Wikipedia is facing a big problem. Many AI companies are using computer programs (called “bots”) to automatically collect huge amounts of information from Wikipedia pages without permission. This is called “web scraping.” Think of it like people making thousands of copies from a library without asking, causing the photocopier to break down. This scraping makes Wikipedia’s websites load slowly for normal users and costs Wikipedia more money to run their computers.
The new collection of information (called a “dataset“) will include:
- Text from Wikipedia articles
- Article summaries and descriptions
- Different sections from articles
- Information that is free to use under Creative Commons licenses
The dataset will not include references, pictures, videos, or other media files. AI developers can use this information legally without overloading Wikipedia’s servers. It’s like Wikipedia saying, “Instead of taking books off our shelves and making our library crowded, here’s a complete set of books you can take home.”
What exactly is unauthorized web scraping?
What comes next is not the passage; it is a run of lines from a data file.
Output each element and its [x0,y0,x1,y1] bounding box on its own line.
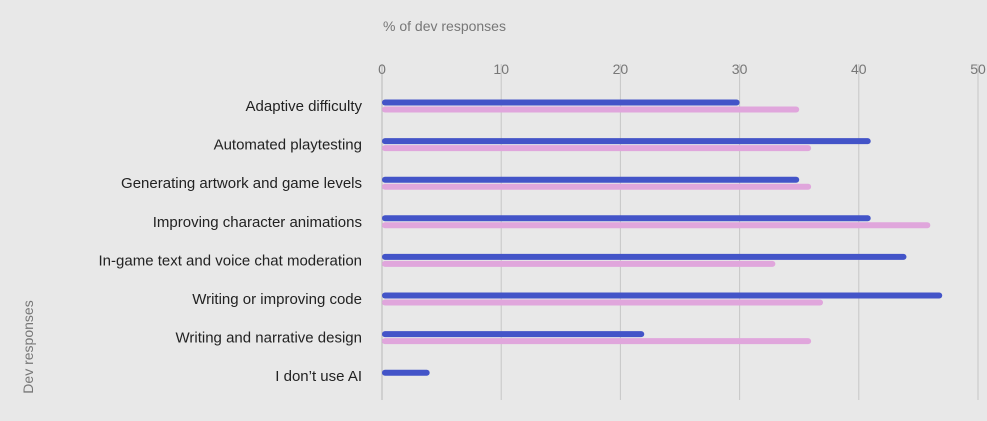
bar-series-2 [382,106,800,113]
bar-series-2 [382,338,812,345]
x-tick-label: 30 [732,61,748,77]
bar-series-2 [382,299,824,306]
x-tick-label: 20 [613,61,629,77]
gridlines [381,64,979,400]
bar-series-1 [382,292,943,299]
bar-series-1 [382,253,907,260]
category-label: In-game text and voice chat moderation [99,252,362,269]
bar-series-1 [382,138,871,145]
category-labels: Adaptive difficulty Automated playtesting… [99,98,363,385]
bar-series-2 [382,183,812,190]
x-tick-label: 0 [378,61,386,77]
x-tick-label: 50 [970,61,986,77]
bars [382,99,943,376]
x-axis-title: % of dev responses [383,18,506,34]
bar-series-2 [382,260,776,267]
bar-series-2 [382,222,931,229]
bar-series-1 [382,215,871,222]
category-label: Improving character animations [153,214,362,231]
category-label: Adaptive difficulty [246,98,363,115]
category-label: Writing and narrative design [176,330,363,347]
bar-series-1 [382,99,740,106]
x-axis-ticks: 0 10 20 30 40 50 [378,61,986,77]
y-axis-title: Dev responses [20,300,36,393]
category-label: Automated playtesting [214,137,362,154]
bar-series-2 [382,145,812,152]
category-label: Writing or improving code [192,291,362,308]
bar-series-1 [382,369,430,376]
bar-series-1 [382,331,645,338]
x-tick-label: 40 [851,61,867,77]
bar-series-1 [382,176,800,183]
category-label: I don’t use AI [275,368,362,385]
x-tick-label: 10 [493,61,509,77]
category-label: Generating artwork and game levels [121,175,362,192]
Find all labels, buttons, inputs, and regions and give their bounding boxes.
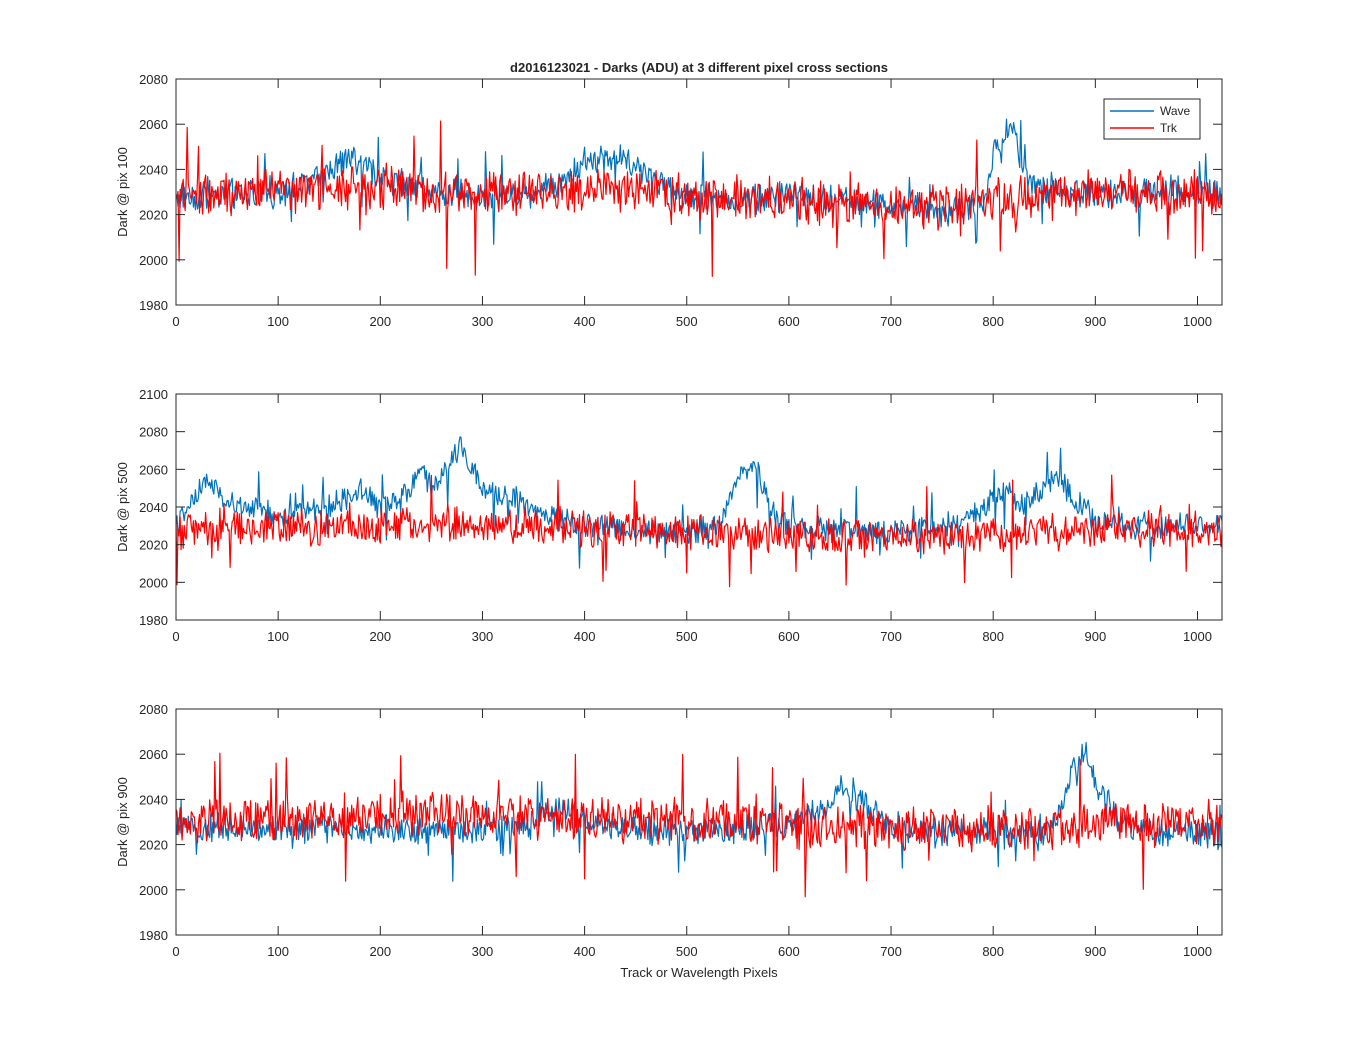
series-group [176,741,1222,898]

It happens when computer programs automatically visit websites and copy information without permission. These programs often break the website’s rules. They collect text, prices, or other data very quickly. This can make websites slow, increase costs for the website owners, and sometimes the collected information is misused. When companies scrape Wikipedia without asking, it puts too much pressure on the computers that run the website.
AI companies need large amounts of information to train their AI systems. Wikipedia is perfect for this because:
- It has over 6.8 million articles covering many topics
- The information is usually high-quality and checked by many people
- It helps AI learn how language works and gain general knowledge
- Large datasets help AI become better at answering questions and summarizing information
The problems caused by unauthorized scraping have become serious. Since January 2024, Wikipedia has seen a 50% increase in bandwidth usage because of AI bots. This is like your home internet suddenly being used by many neighbors without your permission. The scraping has caused:
Problem | Impact |
---|---|
Increased bandwidth usage | 50% surge since January 2024 |
Server overload | Terabytes of data consumed at data centers |
Higher costs | More money needed to run Wikipedia |
Slower website | Pages take longer to load for users |
Risk during high traffic | Problems during events like 2.8 million views of former US President Jimmy Carter’s page in December 2024 |
Statistics show how bad the problem has become. About 65% of the most resource-intensive traffic on Wikipedia comes from these AI bots. They have targeted 144 million files on Wikimedia Commons (where Wikipedia stores images and videos). This is why Wikipedia needed to find a better solution.
This new approach should help make Wikipedia faster and more reliable for everyone. By providing a controlled way for AI companies to get the information they need, Wikipedia can protect its servers while still allowing its knowledge to be used widely. If you use Wikipedia regularly, you might notice pages loading faster in the future because of this change.